A Photo Essay
A sight less often visited in Nasca is the Cemetery of Chauchilla, a truly groovy place about 25 km north of Nasca right in the desert. The cemetery was used by the Ica-Chincha, a civilization that lived in this region long before it was conquered by other cultures, the last one the Inca, who also used this cemetery. Scientists estimate that there might be 2000 graves, but only about ten were fully excavated and restored.
The Ica-Chincha mummified all of their deads and buried them in graves about 1.5 meters deep, either in single or in family tombs. The status of a person is clearly marked by the clothes the mummy is wearing and the offerings that are buried along. Those offerings are thought to be used by the dead person in the next life.
In the 1970s and 1980s, grave robbers caused irreparable damages by opening the tombs, stealing the most precious offerings and textiles, leaving the mummies strewn around the desert. Although these mummies were exposed to wind and sun for years, they are in good state, only their hair and their skull are bleached.

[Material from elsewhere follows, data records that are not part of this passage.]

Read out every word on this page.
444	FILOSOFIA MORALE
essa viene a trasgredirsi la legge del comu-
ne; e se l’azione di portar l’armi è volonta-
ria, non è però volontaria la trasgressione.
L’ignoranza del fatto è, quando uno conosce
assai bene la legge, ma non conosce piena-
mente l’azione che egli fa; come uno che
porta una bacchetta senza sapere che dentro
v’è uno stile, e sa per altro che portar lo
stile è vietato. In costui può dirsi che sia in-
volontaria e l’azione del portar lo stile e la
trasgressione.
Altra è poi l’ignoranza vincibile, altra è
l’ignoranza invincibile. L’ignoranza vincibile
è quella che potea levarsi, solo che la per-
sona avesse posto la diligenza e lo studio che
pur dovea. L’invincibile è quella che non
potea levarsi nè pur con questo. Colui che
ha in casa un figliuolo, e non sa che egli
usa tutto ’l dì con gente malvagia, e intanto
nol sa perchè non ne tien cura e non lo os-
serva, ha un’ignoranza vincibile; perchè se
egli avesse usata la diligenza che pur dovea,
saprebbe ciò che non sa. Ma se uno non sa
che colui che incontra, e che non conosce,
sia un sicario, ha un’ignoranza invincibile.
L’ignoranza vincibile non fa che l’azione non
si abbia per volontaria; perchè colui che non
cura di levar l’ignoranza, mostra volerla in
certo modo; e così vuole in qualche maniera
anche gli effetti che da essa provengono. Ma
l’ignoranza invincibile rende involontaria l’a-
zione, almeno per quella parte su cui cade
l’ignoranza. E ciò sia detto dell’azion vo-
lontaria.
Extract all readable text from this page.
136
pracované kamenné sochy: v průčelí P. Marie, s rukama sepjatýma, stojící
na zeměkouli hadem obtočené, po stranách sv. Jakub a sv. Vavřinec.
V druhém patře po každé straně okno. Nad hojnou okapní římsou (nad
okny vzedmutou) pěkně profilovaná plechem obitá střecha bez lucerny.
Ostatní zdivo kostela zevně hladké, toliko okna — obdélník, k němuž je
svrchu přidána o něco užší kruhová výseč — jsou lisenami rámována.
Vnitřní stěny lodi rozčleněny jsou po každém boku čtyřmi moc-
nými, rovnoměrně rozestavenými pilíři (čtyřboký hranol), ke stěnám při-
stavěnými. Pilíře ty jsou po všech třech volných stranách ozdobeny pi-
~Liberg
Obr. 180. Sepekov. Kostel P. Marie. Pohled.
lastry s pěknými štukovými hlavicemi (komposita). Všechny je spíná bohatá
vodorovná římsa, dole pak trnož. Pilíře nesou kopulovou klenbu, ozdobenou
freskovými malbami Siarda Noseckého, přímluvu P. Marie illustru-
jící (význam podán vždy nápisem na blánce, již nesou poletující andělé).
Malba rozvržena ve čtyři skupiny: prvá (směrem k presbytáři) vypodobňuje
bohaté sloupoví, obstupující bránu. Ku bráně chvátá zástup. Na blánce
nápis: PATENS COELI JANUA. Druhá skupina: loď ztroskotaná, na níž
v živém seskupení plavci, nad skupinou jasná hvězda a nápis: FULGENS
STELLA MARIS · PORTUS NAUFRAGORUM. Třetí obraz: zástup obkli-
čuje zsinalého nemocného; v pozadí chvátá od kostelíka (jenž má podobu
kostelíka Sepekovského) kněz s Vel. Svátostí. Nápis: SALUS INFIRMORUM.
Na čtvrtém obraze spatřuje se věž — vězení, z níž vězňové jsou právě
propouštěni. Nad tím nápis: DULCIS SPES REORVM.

The more important people wore their hair all the way down to their ankle, it is amazing how well preserved it is. The Ica-Chincha also had a tradition to cut a corpse’s head of. These heads were also preserved and carried around at religious ceremonies. To do so easily a hole was put in the head, so a string could be fastened.
Only in the 1990s did archaeologists systematically start to research the cemetery. Now, the mummies are put back into the tombs, although only one mummy is in its original place, since only one tomb was found untouched so far.
Apart from the mummies and tombs, we truly enjoyed the late afternoon in the desert: it is completely quiet and the setting sun gave the mountains a soft glow.